On Tuesday, Saudi Arabia unveiled a plan to ensure jobs for its citizens over foreigners living in the country -- by legally forcing firms to have 100% Saudi employees within six months. The first target of this "Saudization" scheme is the mobile phone industry, but other sectors will feel the pinch too.
Faced with low oil prices, which make up 90% of government revenue, Riyadh has been compelled to cut subsidies and limit spending. In fact, the government’s deficit reached nearly $100 billion last year, and it is seeking a 5-year international bank loan of $6-8 billion for the first time in over a decade. With the oil boom years over, and the government (which employs 70% of Saudis) no longer hiring, the specter of rising unemployment is upon the country.
Saudis under 30 (who make up 70% of the population) feel this pinch the most, since their parents had a much easier time with better job options. Unemployment among Saudis aged 15-25 is already at nearly 30%, and an estimated 250,000 young Saudis enter the job market every year.

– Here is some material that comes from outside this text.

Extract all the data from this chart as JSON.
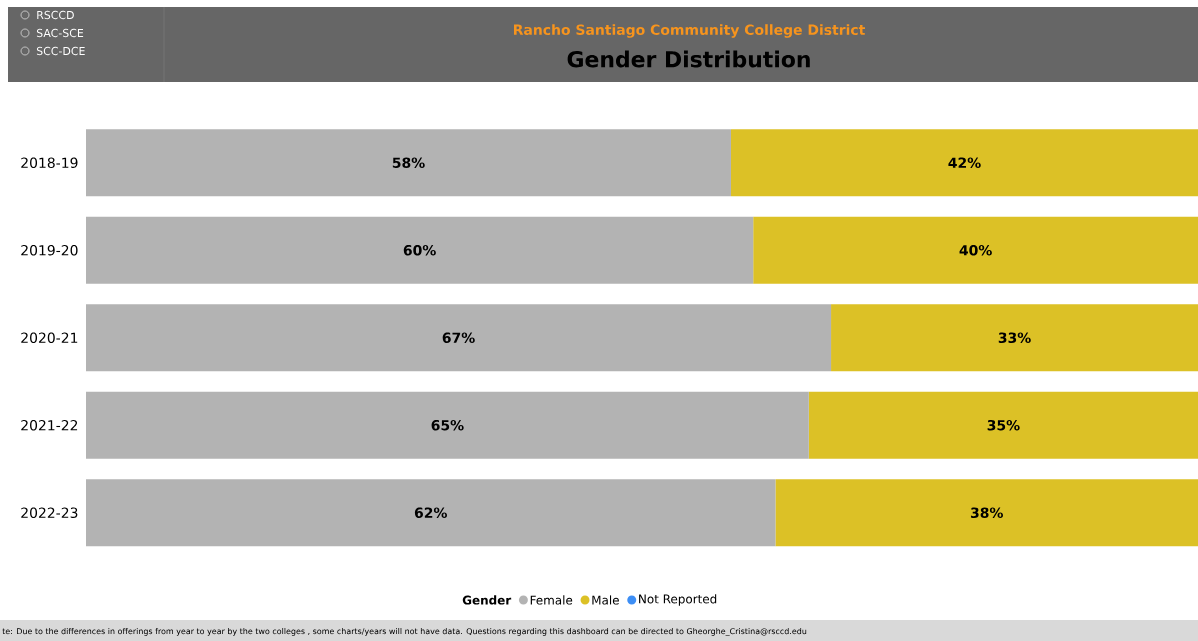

For decades the country lavished its vast oil wealth on public spending including free education and healthcare, generous energy subsidies, and many cushy jobs, all while charging no taxes. However, according to the New York Times, the rise in higher education attendance did not “create a large professional class or inculcate a culture of hard work. Most of the country’s engineers and health care workers are foreign, and many government employees vacate their offices midafternoon, or earlier.”
But this Saudization plan has three main problems. First off, Saudi citizens get paid much higher than foreigners for the same positions -- $1,460 per month for Saudi employees at McDonalds, compared to $320 for foreigners -- and state subsidies to help make up the difference will not save Riyadh any money. Secondly, Saudi workers may not be as qualified as the foreigners they will replace, particularly in skilled professions. As a result, FDI might fall as international firms think twice about having to hire inexperienced or less capable Saudis. Lastly, what will happen to all of the foreign workers who will lose their jobs? Foreigners make up one third of the country’s 30 million inhabitants, and they comprise the vast majority of jobs in Saudi Arabia’s retail and services sectors. Will they be deported, or become even more of an exploited poverty-stricken underclass?
Still, from Riyadh’s perspective, going into debt and backhanding foreigners is far preferable to having its young nationals disgruntled and unemployed. Then it would only be a matter of time before anger gets directed at the government, and the monarchy values its own political stability above all else.